Mit seinem neuen Herzensprojekt in der Friedrichstadt hat er den Dresdner Architekten Bernd Arlt beauftragt. In den vergangenen Monaten hat sich der Bauexperte mit der schwierigen Aufgabe befasst, aus dem ehemaligen Stadtteilhaus mit Polizeiwache und Fleischereigeschäft ein Wohnhaus zu machen. Das war gar nicht leicht, sagt der Architekt. „Die Grundrisse sollen so erhalten bleiben, wie sie Hans Erlwein 1907 plante.“ Das bedeutet: bis zu 30 Quadratmeter große Wohnzimmer, dafür eher kleinere Nebenräume. Arlt kümmert sich allerdings nur um den Ausbau der vier unteren Etagen – also um den Teil des Hauses, der denkmalgeschützt ist. Pro Etage sind zwei Wohnungen geplant. Im ersten Obergeschoss ist bis heute ein geschichtliches Kleinod erhalten: Zwei winzig kleine Zimmer, die früher von den Polizeibeamten offenbar als Arrestzellen genutzt wurden. Ihre Tage sind allerdings gezählt – im Zuge des Umbaus werden sie verschwinden. Das betrifft auch einige der engen Toilettenräume. „Wo es möglich ist, könnten daraus vielleicht kleine Arbeitszimmer werden“, erklärt Arlt.

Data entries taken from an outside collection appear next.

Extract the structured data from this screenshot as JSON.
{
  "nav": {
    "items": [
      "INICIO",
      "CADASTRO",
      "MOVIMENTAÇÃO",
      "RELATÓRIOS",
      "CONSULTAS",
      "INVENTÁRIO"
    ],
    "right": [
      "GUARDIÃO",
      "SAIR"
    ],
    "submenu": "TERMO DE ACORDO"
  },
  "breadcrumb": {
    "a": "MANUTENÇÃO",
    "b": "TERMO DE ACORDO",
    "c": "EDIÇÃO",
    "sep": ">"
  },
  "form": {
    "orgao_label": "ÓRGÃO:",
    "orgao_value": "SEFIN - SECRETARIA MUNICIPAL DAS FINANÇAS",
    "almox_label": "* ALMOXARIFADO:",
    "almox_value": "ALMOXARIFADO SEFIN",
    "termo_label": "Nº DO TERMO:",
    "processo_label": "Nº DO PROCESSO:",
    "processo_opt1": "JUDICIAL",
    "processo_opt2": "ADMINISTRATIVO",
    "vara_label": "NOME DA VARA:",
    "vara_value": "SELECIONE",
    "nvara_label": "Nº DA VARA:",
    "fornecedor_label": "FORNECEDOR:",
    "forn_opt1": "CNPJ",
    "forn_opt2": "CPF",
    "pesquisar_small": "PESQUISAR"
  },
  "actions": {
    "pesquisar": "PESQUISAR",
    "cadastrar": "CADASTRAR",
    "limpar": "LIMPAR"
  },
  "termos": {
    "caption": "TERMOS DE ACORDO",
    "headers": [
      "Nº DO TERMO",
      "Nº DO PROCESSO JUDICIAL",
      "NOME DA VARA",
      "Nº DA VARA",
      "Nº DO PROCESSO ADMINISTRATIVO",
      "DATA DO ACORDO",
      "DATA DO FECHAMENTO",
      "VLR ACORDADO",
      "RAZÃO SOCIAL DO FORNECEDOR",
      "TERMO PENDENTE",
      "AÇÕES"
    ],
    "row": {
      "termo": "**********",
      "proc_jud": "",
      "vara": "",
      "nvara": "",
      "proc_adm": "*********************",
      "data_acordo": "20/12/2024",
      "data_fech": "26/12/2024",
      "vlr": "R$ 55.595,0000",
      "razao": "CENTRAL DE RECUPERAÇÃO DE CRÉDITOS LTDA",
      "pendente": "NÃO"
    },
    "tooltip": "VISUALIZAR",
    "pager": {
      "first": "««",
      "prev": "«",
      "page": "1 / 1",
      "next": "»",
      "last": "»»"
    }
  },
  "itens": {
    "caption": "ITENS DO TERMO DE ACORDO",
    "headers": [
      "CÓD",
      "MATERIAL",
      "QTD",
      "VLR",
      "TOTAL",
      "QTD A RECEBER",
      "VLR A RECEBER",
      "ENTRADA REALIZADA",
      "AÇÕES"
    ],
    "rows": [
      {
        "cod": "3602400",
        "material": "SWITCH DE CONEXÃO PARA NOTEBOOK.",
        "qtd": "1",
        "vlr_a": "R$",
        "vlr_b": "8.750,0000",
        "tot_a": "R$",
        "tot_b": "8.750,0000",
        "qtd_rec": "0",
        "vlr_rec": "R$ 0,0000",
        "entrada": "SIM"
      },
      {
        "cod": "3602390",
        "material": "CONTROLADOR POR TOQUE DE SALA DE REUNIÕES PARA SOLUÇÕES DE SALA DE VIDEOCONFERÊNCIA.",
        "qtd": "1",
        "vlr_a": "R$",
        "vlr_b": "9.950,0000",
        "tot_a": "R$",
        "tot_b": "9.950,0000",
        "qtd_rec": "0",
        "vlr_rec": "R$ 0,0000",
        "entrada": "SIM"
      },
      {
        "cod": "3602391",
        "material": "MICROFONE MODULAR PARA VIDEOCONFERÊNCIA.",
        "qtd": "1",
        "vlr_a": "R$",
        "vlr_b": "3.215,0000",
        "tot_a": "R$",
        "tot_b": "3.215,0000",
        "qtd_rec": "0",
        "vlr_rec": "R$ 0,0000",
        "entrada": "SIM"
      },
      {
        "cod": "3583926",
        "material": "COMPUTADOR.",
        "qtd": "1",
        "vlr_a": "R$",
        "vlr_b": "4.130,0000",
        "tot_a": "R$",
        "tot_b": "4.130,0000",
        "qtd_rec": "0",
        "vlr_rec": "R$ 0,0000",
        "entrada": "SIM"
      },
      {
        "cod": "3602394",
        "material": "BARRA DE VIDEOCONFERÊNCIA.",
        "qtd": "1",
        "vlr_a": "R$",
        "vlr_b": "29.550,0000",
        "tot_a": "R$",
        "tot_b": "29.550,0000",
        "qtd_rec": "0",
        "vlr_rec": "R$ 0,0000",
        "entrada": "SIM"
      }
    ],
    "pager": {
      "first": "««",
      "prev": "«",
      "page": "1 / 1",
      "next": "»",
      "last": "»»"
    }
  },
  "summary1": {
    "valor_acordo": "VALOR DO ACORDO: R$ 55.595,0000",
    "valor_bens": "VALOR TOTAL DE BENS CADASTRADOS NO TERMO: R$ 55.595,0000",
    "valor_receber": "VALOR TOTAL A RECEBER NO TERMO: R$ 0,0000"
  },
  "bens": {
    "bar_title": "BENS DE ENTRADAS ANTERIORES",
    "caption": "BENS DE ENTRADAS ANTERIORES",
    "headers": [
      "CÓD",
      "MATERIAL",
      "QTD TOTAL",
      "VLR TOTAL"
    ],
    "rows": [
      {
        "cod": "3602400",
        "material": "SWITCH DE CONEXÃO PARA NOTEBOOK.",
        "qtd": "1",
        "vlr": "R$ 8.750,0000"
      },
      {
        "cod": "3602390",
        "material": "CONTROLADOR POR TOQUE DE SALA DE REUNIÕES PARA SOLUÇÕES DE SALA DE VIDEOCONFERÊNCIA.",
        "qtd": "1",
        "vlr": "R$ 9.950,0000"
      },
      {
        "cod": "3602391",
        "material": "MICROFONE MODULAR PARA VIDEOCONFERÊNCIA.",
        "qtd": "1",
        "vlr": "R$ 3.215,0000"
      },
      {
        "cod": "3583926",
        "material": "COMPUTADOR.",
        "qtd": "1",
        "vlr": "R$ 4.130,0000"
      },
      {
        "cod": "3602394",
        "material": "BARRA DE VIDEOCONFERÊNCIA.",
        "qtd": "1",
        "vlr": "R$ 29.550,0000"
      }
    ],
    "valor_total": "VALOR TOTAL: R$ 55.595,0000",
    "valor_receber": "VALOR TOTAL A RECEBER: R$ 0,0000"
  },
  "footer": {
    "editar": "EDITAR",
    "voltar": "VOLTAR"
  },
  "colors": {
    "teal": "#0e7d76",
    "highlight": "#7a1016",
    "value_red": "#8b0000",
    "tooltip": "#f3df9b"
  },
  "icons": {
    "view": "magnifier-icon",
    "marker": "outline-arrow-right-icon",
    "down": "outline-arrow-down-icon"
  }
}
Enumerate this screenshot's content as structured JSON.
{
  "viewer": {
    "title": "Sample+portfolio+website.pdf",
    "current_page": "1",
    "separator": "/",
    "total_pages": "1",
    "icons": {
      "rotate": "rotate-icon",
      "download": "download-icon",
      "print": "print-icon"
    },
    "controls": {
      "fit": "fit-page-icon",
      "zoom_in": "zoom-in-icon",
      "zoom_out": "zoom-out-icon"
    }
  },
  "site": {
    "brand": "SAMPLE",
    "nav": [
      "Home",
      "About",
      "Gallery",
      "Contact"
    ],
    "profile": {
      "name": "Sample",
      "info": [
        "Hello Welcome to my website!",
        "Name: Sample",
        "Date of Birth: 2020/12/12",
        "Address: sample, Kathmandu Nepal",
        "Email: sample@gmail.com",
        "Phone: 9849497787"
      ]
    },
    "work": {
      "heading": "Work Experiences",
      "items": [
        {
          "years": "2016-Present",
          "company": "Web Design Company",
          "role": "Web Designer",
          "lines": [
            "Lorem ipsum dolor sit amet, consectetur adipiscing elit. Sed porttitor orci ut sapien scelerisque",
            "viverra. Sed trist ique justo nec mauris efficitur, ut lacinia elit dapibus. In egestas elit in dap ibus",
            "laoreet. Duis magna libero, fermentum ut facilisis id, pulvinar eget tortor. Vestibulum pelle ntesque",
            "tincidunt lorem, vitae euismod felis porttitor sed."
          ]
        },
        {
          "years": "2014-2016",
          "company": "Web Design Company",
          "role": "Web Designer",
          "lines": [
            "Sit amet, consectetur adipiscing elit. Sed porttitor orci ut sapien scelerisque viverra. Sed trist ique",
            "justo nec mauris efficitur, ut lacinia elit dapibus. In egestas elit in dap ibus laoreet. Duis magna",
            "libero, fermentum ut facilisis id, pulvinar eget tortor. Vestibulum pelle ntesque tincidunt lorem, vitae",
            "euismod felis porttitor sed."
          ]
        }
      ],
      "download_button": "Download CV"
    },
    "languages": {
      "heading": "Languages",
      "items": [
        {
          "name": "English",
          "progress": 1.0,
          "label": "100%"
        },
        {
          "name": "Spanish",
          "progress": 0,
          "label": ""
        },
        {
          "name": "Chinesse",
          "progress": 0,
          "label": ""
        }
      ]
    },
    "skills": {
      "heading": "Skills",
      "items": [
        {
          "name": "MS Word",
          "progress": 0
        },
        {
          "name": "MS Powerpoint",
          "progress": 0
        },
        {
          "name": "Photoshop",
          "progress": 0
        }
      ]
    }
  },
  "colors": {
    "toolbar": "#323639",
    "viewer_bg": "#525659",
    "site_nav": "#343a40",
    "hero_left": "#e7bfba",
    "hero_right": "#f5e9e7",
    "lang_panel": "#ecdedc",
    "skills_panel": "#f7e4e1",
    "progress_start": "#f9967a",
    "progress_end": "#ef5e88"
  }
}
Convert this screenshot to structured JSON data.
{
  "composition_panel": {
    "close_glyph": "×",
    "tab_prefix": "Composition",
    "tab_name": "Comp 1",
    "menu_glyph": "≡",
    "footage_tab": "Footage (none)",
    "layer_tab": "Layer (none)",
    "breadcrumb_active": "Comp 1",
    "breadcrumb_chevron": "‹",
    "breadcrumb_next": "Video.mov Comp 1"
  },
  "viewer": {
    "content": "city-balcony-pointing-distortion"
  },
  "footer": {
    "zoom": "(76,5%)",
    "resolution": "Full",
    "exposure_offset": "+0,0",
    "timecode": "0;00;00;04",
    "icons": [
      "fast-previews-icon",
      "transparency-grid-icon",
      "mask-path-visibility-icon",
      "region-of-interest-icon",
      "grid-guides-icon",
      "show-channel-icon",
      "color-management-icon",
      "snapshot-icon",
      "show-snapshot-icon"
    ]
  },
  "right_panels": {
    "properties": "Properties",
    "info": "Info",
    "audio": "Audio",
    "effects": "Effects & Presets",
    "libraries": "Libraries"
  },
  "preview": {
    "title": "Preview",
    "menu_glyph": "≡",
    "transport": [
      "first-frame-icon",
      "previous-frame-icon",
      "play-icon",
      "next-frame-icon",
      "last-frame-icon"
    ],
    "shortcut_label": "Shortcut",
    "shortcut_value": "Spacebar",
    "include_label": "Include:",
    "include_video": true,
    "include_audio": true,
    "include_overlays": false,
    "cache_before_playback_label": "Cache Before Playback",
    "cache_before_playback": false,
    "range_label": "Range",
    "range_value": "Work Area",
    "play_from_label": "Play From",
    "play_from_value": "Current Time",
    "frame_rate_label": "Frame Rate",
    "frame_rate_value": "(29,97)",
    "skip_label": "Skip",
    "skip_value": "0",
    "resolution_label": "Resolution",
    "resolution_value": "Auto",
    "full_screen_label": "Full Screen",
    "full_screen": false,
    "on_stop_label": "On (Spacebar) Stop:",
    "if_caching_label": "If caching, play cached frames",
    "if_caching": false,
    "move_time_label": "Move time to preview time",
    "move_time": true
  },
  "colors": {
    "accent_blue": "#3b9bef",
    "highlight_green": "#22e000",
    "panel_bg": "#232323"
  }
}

Sichtbeton im Dachgeschoss

„Ziel ist es, so viel Erlwein wie möglich zu retten.“ Dafür werden originale Klinken, Holztüren, Treppengeländer und Einbauschränke aufgearbeitet. Noch ruht das verfallene Stadthaus allerdings in einem Dornröschenschlaf. Der Hintereingang ist zugewachsen. Im Erdgeschoss zeugen verkohlte Balken von leichtsinnigen Zündlern, Zementsäcke von den Plänen vergangener Eigentümer. Arlt geht von einer Bauzeit von 14 bis 15 Monaten aus. „Wenn alles klappt, könnten die ersten Mieter im Herbst 2018 einziehen“ Verkaufen will Fissan das Gebäude oder einzelne Wohnungen nicht.

Auch nicht die fünf Appartements im Dachgeschoss. Sie werden sich später vom Denkmalteil des Hauses erheblich unterscheiden. Für deren Entwürfe hat sich der Investor eigens einen Architekturprofessor aus Detmold ins Boot geholt. „Das Dachgeschoss wird ganz modern und verrückt“, sagt Arlt. Weil Erlwein sie nicht ausgebaut hat, stehen diese Räume auch nicht unter Denkmalschutz. Zwar bleiben die Dachziegel in Biberschwanzform erhalten – das Satteldach selbst wird auf der Hofseite aber angehoben, um mehr Platz für die Wohnfläche zu schaffen.

Im Inneren kommen große Sichtbetonflächen zum Einsatz, große Glasfronten bieten beste Ausblicke. Vorerst allerdings noch auf die tristen Plattenbauten. Die sollen aber irgendwann verschwinden, sagt Arlt. Bis dahin bleibt Erlweins Bau die Perle an der Löbtauer Straße.